Hmm, that looks suspiciously like a pistol right behind Here Boy. The good Dr. Barker has had the unhappy experience of being run out of town, and doesn't rely only on his trusty guard dog, apparently.

His money box and leather hat rest on a trunk. (I made the hat in a Sylvia Roundtree workshop.)
A crate holds his cooking utensils. They are inexpensive metal and Chrysnbon pieces, given a battered, smoked-up look with chalks and paint, as was the originally-bright-red Christmas ornament lantern. That's a hot pad beside the coffee pot.
His funnel and various bottles of additives are to the right of his little lock box, which contains more of the secret ingredients that he adds to the firewater.

Food supplies are on the back shelves. Empty liniment bottles (made from clear Christmas tree lights) protrude from a burlap bag just behind his mixing items.
Before he goes into town Dr. Barker unrolls the cover so that only a crate of filled bottles is visible on the ledge when he touts his cures.

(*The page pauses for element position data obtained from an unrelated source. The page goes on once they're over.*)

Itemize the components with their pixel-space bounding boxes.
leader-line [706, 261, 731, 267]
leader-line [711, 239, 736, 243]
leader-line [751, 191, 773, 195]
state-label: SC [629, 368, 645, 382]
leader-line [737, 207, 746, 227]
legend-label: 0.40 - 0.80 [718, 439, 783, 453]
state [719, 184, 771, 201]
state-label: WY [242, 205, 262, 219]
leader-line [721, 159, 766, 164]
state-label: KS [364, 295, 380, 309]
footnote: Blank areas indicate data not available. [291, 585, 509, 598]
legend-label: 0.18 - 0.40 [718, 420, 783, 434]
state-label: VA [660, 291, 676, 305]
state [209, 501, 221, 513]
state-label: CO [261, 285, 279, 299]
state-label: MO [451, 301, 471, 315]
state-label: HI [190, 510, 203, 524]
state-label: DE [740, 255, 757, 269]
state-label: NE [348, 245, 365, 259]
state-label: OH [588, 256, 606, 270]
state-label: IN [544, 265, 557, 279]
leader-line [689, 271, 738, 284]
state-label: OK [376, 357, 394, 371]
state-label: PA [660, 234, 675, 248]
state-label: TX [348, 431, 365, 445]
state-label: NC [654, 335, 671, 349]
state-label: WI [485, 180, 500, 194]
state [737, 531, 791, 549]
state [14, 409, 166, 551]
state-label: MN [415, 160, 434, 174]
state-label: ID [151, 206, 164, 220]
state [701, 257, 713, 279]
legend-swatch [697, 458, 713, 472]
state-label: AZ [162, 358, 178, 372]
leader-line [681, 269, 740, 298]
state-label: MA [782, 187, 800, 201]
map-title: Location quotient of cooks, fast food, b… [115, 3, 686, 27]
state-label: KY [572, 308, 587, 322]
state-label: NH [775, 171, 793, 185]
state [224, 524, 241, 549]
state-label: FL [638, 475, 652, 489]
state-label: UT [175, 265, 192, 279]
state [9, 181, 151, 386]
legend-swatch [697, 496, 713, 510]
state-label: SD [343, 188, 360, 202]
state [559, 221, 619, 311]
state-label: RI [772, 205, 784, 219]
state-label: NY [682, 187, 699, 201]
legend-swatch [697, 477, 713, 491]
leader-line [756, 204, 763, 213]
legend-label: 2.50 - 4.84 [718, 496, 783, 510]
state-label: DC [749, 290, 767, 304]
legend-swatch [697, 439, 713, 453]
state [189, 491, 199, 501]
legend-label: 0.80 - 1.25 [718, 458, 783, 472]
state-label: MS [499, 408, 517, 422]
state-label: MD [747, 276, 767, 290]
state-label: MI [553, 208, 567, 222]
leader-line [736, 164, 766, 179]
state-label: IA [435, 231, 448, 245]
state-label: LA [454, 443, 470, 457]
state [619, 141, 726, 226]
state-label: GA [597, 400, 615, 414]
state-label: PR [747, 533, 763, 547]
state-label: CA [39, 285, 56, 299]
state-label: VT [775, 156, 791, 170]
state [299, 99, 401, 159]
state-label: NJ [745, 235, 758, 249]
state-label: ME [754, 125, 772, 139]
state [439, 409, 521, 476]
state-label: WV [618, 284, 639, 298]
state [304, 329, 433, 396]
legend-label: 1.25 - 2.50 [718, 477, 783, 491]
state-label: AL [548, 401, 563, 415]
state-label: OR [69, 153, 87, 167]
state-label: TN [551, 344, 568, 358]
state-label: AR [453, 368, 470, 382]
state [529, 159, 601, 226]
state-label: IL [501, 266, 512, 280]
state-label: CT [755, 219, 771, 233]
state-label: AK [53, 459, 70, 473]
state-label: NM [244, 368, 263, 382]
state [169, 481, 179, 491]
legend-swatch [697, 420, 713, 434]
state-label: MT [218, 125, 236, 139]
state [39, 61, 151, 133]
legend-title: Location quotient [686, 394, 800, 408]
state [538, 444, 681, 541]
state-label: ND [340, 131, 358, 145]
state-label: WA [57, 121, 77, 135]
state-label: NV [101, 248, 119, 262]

The wooden barrel and bucket came with the wagon. I just doctored them up a little to look a bit more realistic.
Our good salesman puts the filled bottles in the Fels-Naptha Soap box when he's ready to head into the next town to sell Dr. Barker's Liniment, Good for Man or Beast!
,,,,,,,,,,,,,,,,,,,,,,,,,,,,,,,,,,,,,,,,,,,,,,,,,,,,,,,,,,,,,,,,,,,,,,,
That wagon was fun to do.
Our wagons were exhibited at the County Fair in Las Cruces, NM.